La giunta aumenta gli stipendi ma per i giudici i soldi vanno resi

Condannata l’ex amministrazione rossa di Rho. La Corte dei Conti : «Premi concessi senza meriti». Due i milioni da restituire

Più di due milioni di euro. È questa la somma che i dipendenti dovranno restituire al comune di Rho, per aumenti percepiti illegittimamente ed elargiti dalle passate amministrazioni civiche di sinistra. La scorsa settimana i giudici della Corte dei Conti hanno infatti condannato alcuni ex amministratori e dirigenti al pagamento della rilevante somma. Tutti riconosciuti colpevoli, dal punto di vista amministrativo, di aver pagato al personale comunale premi di produttività in base a criteri difformi da quelli previsti dalla legge. La sentenza, della quale il sindaco Roberto Zucchetti del centro destra ha dato comunicazione durante l'ultimo consiglio comunale, è stata depositata martedì scorso. Spetta ora agli uffici del comune mettere in atto le iniziative necessarie per il recupero delle somme illegittimamente intascate.

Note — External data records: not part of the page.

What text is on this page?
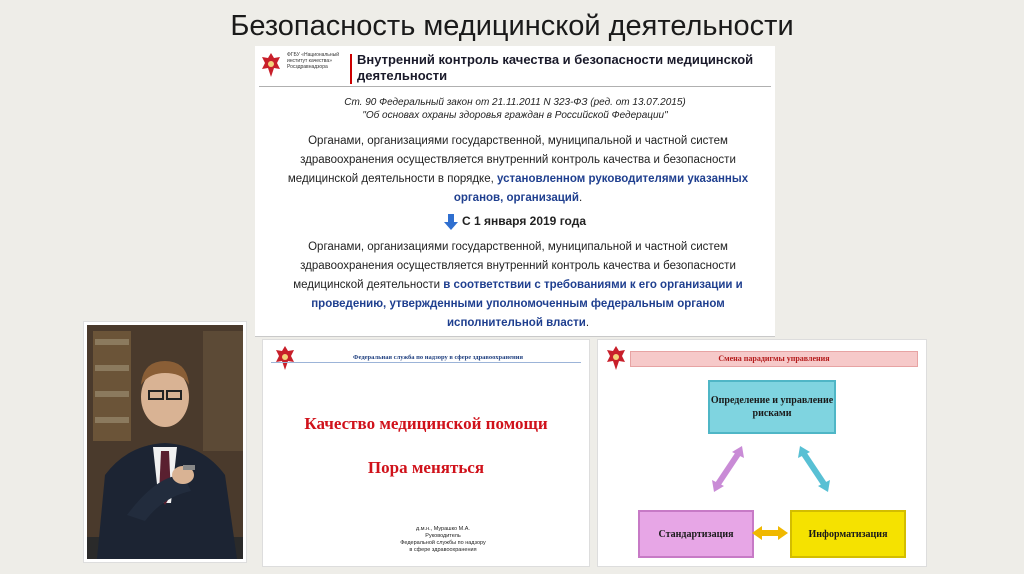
Безопасность медицинской деятельности
ФГБУ «Национальный
институт качества»
Росздравнадзора	Внутренний контроль качества и безопасности медицинской деятельности
Ст. 90 Федеральный закон от 21.11.2011 N 323-ФЗ (ред. от 13.07.2015)
"Об основах охраны здоровья граждан в Российской Федерации"
Органами, организациями государственной, муниципальной и частной систем здравоохранения осуществляется внутренний контроль качества и безопасности медицинской деятельности в порядке, установленном руководителями указанных органов, организаций.
С 1 января 2019 года
Органами, организациями государственной, муниципальной и частной систем здравоохранения осуществляется внутренний контроль качества и безопасности медицинской деятельности в соответствии с требованиями к его организации и проведению, утвержденными уполномоченным федеральным органом исполнительной власти.
Федеральная служба по надзору в сфере здравоохранения
Качество медицинской помощи
Пора меняться
д.м.н., Мурашко М.А.
Руководитель
Федеральной службы по надзору
в сфере здравоохранения
Смена парадигмы управления
Определение и управление рисками
Стандартизация	Информатизация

«Questo evento, che segue di una sola settimana l’annuncio di una indagine della Magistratura sulla erogazione dei falsi contributi di solidarietà - ha commentato il primo cittadino - non può che turbarci ulteriormente. Faremo tutto il possibile per garantire la massima correttezza di tutte le procedure, e il massimo rispetto per la dignità di ogni persona».
I due milioni e 136 mila euro, in media 5000 euro a testa, dovranno essere rifusi all’erario comunale da più di 300 dipendenti, compresi quelli che nel corso degli ultimi anni sono andati in pensione. La condanna della Corte dei Conti lombarda riguarda tutti gli amministratori succedutisi dal 1999 al 2002 che hanno sottoscritto i contratti, senza tralasciare di coinvolgere un paio di dirigenti e altrettanti segretari comunali. I giudici hanno rilevato una irregolarità fondamentale: i premi in danaro al personale non sarebbero stati dati secondo criteri meritocratici, bensì spalmati a tutte le 335 persone in servizio. Una scelta che di fatto non avrebbe scontentato nessuno, e che al tempo stesso avrebbe tenuto buono l’agguerrito sindacato interno.
«In tutta questa vicenda va sottolineata la negligenza di chi ci ha amministrato e di chi dirigeva gli uffici – dicono i dipendenti -. Così mentre gli ex amministratori di fatto non metteranno mano al portafogli, grazie all’Assicurazione che copre loro le spalle, per noi si profila un salasso. E per difenderci dal recupero forzato, saremo costretti a resistere legalmente».
All'epoca dell’indagine i revisori dei conti del Comune avevano chiesto di modificare il bilancio comunale, ponendo in entrata una voce di 2 milioni e 136 mila euro che dovevano essere rimborsati dal personale dipendente che ne aveva beneficiato. Ma l'ex sindaco ulivista Paola Pessina, si oppose fermamente, convinta che si trattava soltanto di un polverone. «La Corte dei Conti prevede un danno erariale che a nostro avviso non c’è – dichiarò l’assessore al Bilancio - non ci sono stati arricchimenti personali né si sono regalati soldi». Non l'hanno pensato allo stesso modo i giudici che hanno emesso la condanna.